Quels droits donner à un agent IA sur votre messagerie ?
Lecture, brouillons et envoi ne demandent pas les mêmes accès. Préparez une matrice de droits et vérifiez ce que le connecteur autorise réellement.
Les droits d’un agent connecté à une messagerie doivent partir du travail attendu. Préparer un résumé, rédiger une réponse et envoyer un message sont des opérations différentes. Avant de connecter le compte, écrivez lesquelles sont nécessaires et lesquelles doivent rester impossibles.
Une consigne comme « ne rien envoyer » décrit le comportement souhaité. La vérification des autorisations porte, elle, sur ce que l’intégration est techniquement capable de faire.
Décrire un périmètre d’accès utile
Exemple fictif. Une équipe souhaite préparer un récapitulatif des demandes reçues sur une boîte dédiée. Le résultat contient les demandes encore ouvertes et les précisions à obtenir. Aucun message ne doit partir pendant cet essai.

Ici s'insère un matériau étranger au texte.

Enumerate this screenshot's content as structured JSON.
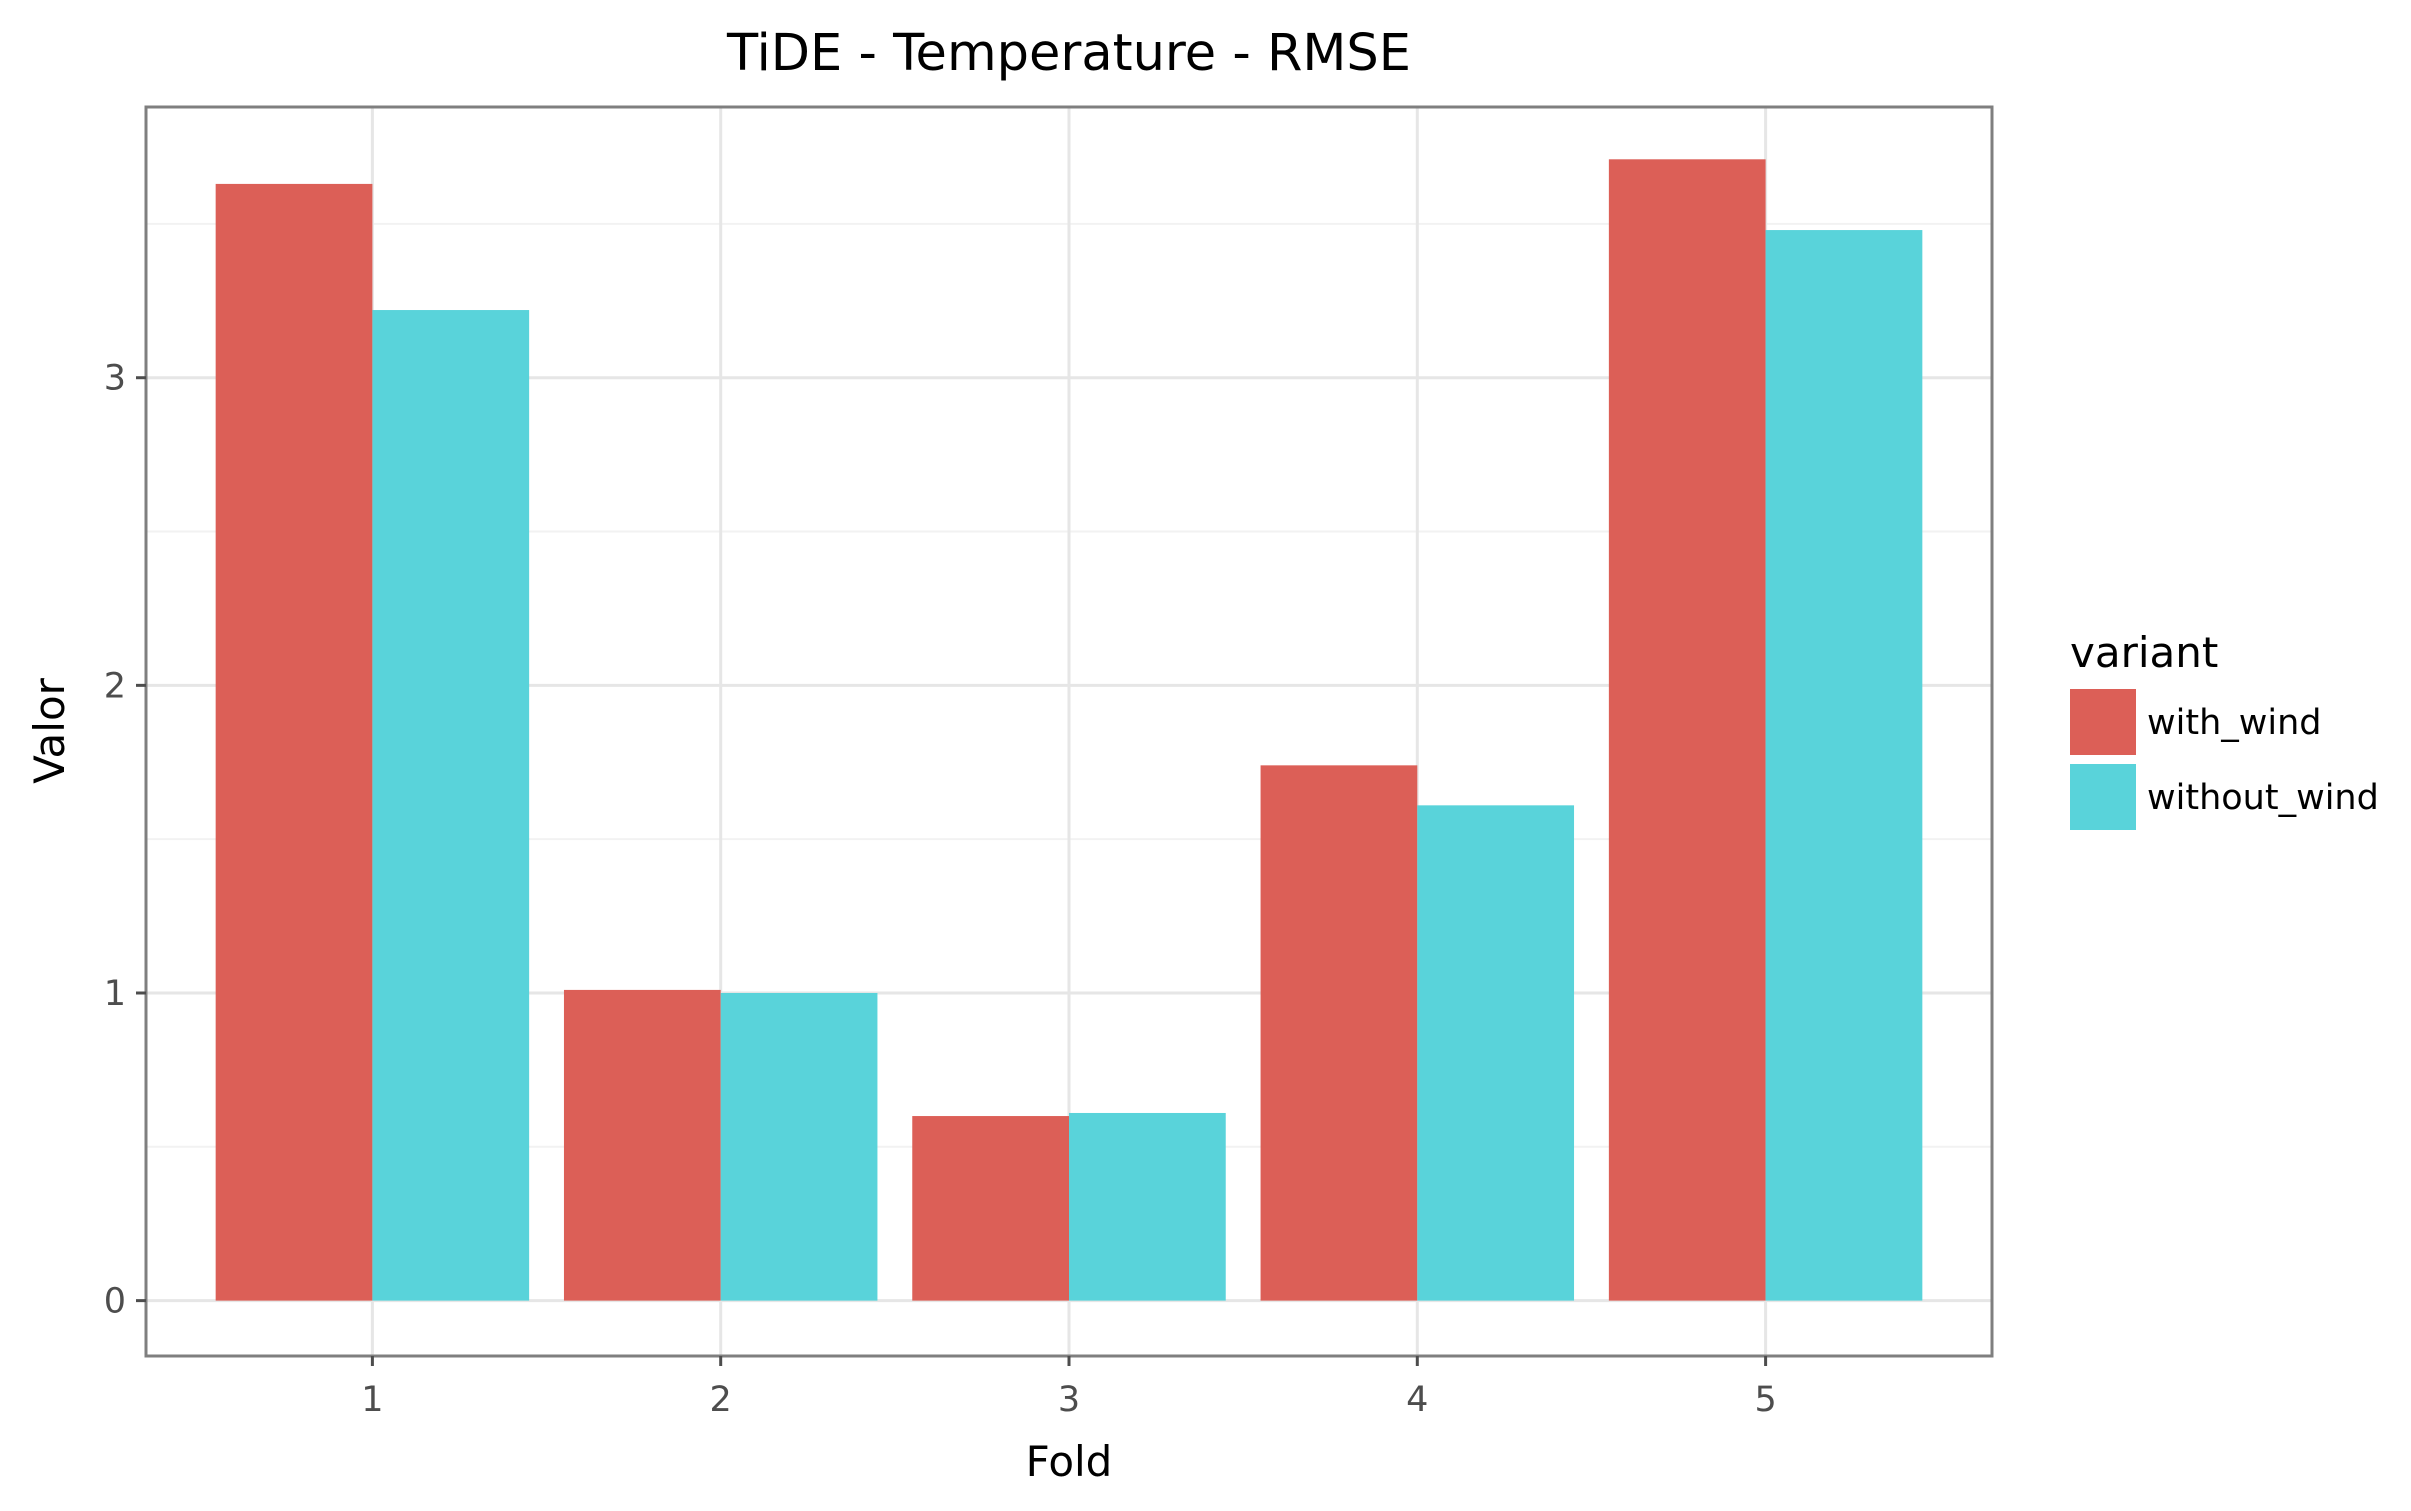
{
  "chart_data": {
    "type": "bar",
    "title": "TiDE - Temperature - RMSE",
    "xlabel": "Fold",
    "ylabel": "Valor",
    "categories": [
      "1",
      "2",
      "3",
      "4",
      "5"
    ],
    "yticks": [
      "0",
      "1",
      "2",
      "3"
    ],
    "ylim": [
      -0.18,
      3.88
    ],
    "grid": true,
    "legend": {
      "title": "variant",
      "placement": "right"
    },
    "series": [
      {
        "name": "with_wind",
        "color": "#dc5f57",
        "values": [
          3.63,
          1.01,
          0.6,
          1.74,
          3.71
        ]
      },
      {
        "name": "without_wind",
        "color": "#59d3da",
        "values": [
          3.22,
          1.0,
          0.61,
          1.61,
          3.48
        ]
      }
    ]
  }
}
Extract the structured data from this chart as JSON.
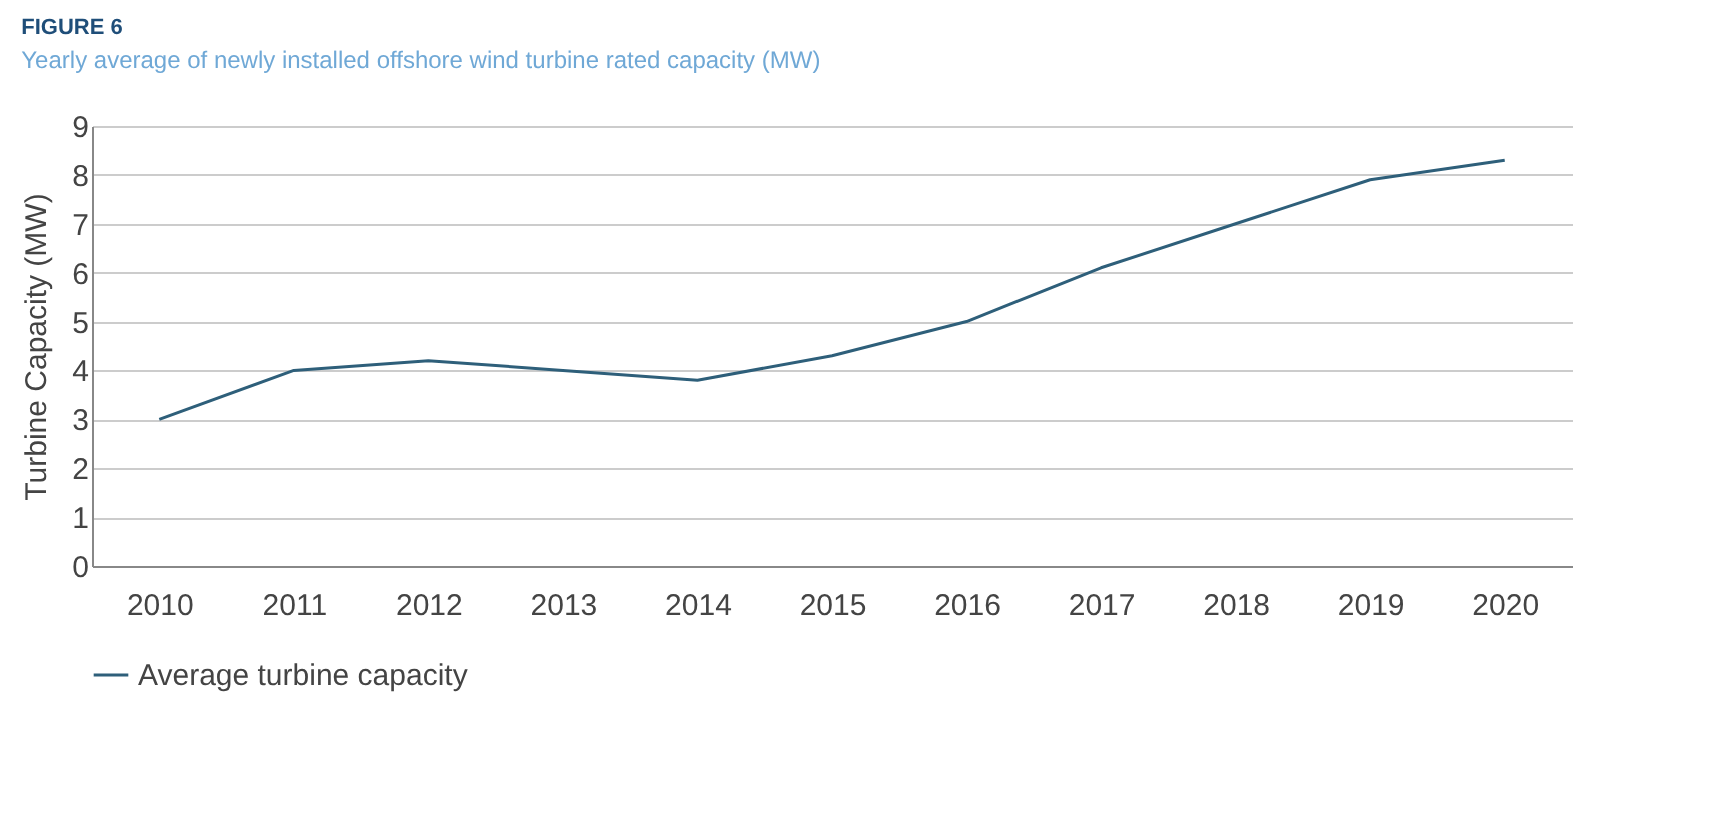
{
  "chart_data": {
    "type": "line",
    "title": "FIGURE 6",
    "subtitle": "Yearly average of newly installed offshore wind turbine rated capacity (MW)",
    "ylabel": "Turbine Capacity (MW)",
    "categories": [
      "2010",
      "2011",
      "2012",
      "2013",
      "2014",
      "2015",
      "2016",
      "2017",
      "2018",
      "2019",
      "2020"
    ],
    "series": [
      {
        "name": "Average turbine capacity",
        "color": "#2e5f7a",
        "values": [
          3.0,
          4.0,
          4.2,
          4.0,
          3.8,
          4.3,
          5.0,
          6.1,
          7.0,
          7.9,
          8.3
        ]
      }
    ],
    "ylim": [
      0,
      9
    ],
    "yticks": [
      0,
      1,
      2,
      3,
      4,
      5,
      6,
      7,
      8,
      9
    ],
    "grid": "y",
    "legend": "bottom",
    "marker": "none",
    "line_style": "solid"
  }
}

| Opération | Besoin dans cet essai | Vérification attendue |
|---|---|---|
| Lire les messages sélectionnés | Oui | Le traitement retrouve les demandes prévues |
| Lire les pièces jointes | Seulement celles nécessaires | Le périmètre est explicite et testé |
| Modifier les libellés | Non | Aucun changement lors de la préparation |
| Créer un brouillon en boîte | Facultatif | À distinguer d’un texte produit hors messagerie |
| Envoyer ou supprimer | Non | Ces actions sont refusées par les contrôles prévus |
Cette matrice est un besoin métier. Elle ne signifie pas que le fournisseur de messagerie propose exactement ces cases comme autorisations indépendantes.
Lire le détail des autorisations
La documentation Gmail illustre cette difficulté : le périmètre gmail.readonly donne accès à la consultation, tandis que gmail.compose permet de gérer les brouillons et d’envoyer des messages. Un accès portant le nom « compose » ne constitue donc pas une garantie d’écriture limitée aux brouillons. Documentation des autorisations Gmail.
Si les droits disponibles sont plus larges que le besoin, il faut examiner les contrôles supplémentaires de l’intégration. Une préparation hors de la boîte peut parfois répondre au besoin sans créer de brouillon dans le compte. Cette possibilité dépend du dispositif retenu.
Un filtrage par dossier dans l’interface ne prouve pas non plus que le compte technique ne peut lire que ce dossier. Faites distinguer le filtrage fonctionnel du périmètre réellement autorisé.
Tester les limites avec des comptes d’essai
Utilisez des messages fictifs dans un environnement prévu pour la recette. Vérifiez un message autorisé, un élément hors périmètre et une demande explicite d’envoi. Le test doit constater l’effet réel : aucun envoi, aucune suppression, aucune modification inattendue.
Révoquez ensuite l’accès de test et vérifiez que le traitement signale l’impossibilité de continuer. Une ancienne synthèse ne doit pas être présentée comme une nouvelle lecture réussie.
Nommer la personne qui peut changer les droits
La fiche d’intégration doit indiquer le compte concerné, le propriétaire de l’accès, les opérations permises et la façon de le révoquer. Les identifiants secrets ne vont pas dans cette fiche.
Pour un besoin avec TARS, je partirai de cette matrice pour examiner l’intégration possible. Les droits précis doivent être vérifiés sur votre messagerie et le connecteur choisi ; un exemple de documentation ne prouve pas les possibilités de votre installation.